Deli Dumrul’un topuğu, sizce kaç kuş vurabilirler?
Fakirin yazılarını okuyanlardan kıymetli geri dönüşler alıyorum, tenkid edenler de var elbette ama herhalde fazla değil. Esasen, fakirin fikirlerini beğenmeyenlerin tenkid yazıları yazıp, hatalarımı ortaya koymasını çok isterdim, ancak ülkemizde maalesef böyle bir gelenek henüz yok. İnşallah mert birisi çıkar da yazar.
Sade vatandaşın şikâyeti ise konuyu, hatta anafikiri anlamakta güçlük çekmesi. Bu sebeple bu yazı ile vatandaşın şunları bilmesini naçizane tavsiye ederim;
Topuk kanı mecburi değildir ve zorla alınamaz.

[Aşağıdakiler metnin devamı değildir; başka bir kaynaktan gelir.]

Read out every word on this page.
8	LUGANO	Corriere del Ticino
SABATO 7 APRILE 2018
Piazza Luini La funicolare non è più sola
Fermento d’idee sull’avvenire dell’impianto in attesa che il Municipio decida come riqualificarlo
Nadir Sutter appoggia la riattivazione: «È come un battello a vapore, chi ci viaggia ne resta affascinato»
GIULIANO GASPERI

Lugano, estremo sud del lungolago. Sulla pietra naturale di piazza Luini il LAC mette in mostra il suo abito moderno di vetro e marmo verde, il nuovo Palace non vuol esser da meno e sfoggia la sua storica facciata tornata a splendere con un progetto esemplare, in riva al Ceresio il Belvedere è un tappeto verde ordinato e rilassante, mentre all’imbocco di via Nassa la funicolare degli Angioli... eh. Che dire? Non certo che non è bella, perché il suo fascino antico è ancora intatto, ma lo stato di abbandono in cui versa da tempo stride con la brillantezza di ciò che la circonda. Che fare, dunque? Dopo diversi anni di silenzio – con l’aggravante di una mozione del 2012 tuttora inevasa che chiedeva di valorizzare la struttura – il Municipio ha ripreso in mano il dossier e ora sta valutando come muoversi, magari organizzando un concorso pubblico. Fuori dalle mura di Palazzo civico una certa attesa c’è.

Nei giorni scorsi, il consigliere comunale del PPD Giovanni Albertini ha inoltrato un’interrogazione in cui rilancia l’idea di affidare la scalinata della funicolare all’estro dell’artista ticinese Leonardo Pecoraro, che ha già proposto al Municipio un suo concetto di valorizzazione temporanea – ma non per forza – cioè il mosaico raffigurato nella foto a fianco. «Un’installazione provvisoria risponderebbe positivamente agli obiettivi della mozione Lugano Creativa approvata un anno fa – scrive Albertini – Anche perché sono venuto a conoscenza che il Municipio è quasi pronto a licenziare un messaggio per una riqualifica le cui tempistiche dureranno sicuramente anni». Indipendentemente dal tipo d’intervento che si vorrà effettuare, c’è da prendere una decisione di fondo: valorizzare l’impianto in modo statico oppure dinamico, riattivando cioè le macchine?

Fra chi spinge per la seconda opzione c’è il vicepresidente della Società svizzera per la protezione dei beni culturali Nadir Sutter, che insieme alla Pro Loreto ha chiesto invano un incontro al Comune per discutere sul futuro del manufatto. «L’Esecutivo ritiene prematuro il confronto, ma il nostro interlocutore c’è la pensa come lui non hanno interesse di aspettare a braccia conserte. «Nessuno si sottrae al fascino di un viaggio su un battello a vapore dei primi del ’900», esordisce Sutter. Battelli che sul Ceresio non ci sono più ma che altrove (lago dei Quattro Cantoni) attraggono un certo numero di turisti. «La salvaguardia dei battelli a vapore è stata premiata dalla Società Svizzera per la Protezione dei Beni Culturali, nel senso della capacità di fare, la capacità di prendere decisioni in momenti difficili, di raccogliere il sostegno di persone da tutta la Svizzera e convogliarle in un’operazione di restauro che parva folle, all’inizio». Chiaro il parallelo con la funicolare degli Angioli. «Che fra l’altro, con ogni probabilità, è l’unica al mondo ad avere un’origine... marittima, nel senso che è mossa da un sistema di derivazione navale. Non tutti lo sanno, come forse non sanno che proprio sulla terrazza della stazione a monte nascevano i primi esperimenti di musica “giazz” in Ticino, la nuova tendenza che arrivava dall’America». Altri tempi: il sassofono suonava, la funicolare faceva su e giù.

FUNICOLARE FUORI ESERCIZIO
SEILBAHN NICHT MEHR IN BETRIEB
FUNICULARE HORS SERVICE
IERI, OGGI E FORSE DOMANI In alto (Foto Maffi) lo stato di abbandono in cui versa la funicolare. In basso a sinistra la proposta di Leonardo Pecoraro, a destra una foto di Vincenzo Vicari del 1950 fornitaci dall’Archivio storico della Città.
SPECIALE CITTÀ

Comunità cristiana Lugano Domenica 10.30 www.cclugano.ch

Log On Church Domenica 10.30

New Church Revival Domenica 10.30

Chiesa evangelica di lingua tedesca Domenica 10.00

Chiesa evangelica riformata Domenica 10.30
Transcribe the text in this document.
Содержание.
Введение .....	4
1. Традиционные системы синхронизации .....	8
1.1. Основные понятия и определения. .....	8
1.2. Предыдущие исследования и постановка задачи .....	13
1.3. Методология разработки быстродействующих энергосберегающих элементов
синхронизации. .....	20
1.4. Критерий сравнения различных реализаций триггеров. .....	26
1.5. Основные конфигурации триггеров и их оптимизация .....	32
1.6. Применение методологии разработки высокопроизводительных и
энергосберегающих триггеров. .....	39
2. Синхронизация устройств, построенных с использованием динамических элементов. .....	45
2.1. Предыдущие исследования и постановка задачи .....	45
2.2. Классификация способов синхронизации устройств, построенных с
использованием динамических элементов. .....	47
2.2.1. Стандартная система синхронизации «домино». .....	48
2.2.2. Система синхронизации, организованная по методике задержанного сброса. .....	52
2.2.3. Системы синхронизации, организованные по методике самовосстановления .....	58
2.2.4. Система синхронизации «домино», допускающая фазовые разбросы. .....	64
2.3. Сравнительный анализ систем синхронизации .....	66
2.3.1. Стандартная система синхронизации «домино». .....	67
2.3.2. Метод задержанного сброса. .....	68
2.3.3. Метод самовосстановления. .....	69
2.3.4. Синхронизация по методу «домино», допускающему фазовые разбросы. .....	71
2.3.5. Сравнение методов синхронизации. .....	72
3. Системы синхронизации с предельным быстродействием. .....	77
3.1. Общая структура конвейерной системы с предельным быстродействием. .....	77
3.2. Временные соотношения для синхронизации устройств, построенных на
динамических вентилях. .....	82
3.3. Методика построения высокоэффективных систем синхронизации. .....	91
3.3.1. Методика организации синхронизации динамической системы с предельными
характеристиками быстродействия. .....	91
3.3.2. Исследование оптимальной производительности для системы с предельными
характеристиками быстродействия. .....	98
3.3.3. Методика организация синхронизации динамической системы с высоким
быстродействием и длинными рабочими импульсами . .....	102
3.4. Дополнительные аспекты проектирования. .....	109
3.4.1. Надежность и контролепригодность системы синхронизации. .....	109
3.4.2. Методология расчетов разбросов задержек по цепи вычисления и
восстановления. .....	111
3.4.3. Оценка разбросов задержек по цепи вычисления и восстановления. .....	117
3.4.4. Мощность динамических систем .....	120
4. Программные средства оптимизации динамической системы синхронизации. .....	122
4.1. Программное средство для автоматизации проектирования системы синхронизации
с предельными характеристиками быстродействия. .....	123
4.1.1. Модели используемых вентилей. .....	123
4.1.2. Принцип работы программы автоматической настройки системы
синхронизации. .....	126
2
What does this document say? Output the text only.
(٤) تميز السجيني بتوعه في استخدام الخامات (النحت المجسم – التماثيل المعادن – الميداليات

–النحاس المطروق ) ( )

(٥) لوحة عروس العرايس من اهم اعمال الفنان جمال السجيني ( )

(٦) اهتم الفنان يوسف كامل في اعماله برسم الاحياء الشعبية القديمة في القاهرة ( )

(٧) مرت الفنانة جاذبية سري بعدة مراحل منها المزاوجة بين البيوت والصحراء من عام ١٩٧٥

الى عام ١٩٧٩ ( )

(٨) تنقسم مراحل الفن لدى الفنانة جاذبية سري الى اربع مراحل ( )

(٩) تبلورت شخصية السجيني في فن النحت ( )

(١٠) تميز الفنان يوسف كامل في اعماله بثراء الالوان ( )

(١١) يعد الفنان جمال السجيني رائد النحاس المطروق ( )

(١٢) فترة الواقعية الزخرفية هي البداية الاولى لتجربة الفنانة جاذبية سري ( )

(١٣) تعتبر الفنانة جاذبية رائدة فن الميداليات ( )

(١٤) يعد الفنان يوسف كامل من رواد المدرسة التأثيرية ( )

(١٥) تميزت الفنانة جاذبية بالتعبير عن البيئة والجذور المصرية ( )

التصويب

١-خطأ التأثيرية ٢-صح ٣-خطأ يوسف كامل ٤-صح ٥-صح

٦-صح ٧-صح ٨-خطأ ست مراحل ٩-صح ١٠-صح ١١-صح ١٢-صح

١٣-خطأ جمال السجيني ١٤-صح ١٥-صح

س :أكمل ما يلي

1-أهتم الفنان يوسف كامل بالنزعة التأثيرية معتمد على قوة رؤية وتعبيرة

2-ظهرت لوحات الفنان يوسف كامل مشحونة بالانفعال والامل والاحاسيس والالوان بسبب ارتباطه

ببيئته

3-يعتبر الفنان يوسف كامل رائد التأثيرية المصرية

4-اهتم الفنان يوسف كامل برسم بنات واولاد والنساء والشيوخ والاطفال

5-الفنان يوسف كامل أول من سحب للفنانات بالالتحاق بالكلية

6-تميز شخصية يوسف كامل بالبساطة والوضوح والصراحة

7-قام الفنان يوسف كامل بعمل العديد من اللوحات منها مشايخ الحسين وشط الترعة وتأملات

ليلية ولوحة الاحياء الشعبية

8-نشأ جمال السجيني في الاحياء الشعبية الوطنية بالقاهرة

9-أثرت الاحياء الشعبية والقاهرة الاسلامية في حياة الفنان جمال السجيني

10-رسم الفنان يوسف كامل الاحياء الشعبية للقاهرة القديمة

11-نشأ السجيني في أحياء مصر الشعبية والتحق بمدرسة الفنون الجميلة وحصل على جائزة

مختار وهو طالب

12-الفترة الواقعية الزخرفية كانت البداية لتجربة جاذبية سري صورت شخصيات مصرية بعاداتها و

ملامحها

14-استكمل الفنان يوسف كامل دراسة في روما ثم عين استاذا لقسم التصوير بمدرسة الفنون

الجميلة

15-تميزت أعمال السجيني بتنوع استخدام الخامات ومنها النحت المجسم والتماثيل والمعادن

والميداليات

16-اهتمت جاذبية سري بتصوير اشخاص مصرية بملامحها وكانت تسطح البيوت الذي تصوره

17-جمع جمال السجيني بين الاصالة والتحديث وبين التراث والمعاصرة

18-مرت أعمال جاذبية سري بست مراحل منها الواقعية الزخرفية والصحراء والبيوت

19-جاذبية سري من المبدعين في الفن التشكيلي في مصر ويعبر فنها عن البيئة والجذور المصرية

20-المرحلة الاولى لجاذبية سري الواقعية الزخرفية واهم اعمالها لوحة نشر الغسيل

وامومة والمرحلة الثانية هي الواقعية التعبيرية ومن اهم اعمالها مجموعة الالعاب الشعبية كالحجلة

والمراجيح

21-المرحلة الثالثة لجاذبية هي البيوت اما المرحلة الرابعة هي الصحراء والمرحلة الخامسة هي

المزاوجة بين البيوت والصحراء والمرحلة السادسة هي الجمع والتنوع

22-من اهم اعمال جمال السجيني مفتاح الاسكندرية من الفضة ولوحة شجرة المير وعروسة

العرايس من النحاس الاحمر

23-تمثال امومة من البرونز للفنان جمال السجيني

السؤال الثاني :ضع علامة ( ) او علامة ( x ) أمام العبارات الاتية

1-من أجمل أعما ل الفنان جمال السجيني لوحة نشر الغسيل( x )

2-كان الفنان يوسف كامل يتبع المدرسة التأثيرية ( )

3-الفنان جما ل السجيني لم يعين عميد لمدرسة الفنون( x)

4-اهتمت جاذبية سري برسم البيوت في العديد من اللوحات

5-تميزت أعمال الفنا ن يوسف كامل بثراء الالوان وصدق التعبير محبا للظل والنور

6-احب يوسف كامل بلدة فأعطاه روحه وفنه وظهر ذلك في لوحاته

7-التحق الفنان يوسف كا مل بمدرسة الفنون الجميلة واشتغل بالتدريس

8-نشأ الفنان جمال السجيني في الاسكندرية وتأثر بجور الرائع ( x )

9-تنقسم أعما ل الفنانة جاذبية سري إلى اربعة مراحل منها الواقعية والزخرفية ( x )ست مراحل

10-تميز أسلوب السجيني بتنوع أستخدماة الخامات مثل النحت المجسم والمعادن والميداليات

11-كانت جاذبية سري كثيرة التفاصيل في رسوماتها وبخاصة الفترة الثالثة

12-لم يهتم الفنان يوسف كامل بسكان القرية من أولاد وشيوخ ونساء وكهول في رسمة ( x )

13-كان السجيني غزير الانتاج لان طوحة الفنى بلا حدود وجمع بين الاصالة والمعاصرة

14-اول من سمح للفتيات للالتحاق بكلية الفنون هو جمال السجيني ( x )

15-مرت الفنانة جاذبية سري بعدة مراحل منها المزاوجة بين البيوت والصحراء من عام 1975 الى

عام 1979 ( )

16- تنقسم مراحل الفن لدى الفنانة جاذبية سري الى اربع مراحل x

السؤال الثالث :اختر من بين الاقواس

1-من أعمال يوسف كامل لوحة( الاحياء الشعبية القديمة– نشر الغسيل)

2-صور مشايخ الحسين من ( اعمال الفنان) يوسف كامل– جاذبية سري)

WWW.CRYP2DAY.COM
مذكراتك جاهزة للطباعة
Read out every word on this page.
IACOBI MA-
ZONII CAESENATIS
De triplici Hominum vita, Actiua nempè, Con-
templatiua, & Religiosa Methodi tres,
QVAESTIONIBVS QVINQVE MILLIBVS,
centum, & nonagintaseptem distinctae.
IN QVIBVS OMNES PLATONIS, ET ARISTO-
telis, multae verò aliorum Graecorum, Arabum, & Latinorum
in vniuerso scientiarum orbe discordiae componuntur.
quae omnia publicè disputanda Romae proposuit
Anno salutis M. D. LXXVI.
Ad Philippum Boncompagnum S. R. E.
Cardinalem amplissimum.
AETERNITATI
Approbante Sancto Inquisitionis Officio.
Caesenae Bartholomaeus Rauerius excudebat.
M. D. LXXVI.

Topuk kanı ile ancak çok az bir bebeğe fayda sağlanabilir.
Tamamen sıhhatli bebeklerin zarar görmesi ihtimali vardır (az olmadığı kanaatindeyim).
Dinî mahzuru da olabilir
İlerde çocuklarımızın, ülkemizin âlî menfaatlerine aykırı kullanılabilir.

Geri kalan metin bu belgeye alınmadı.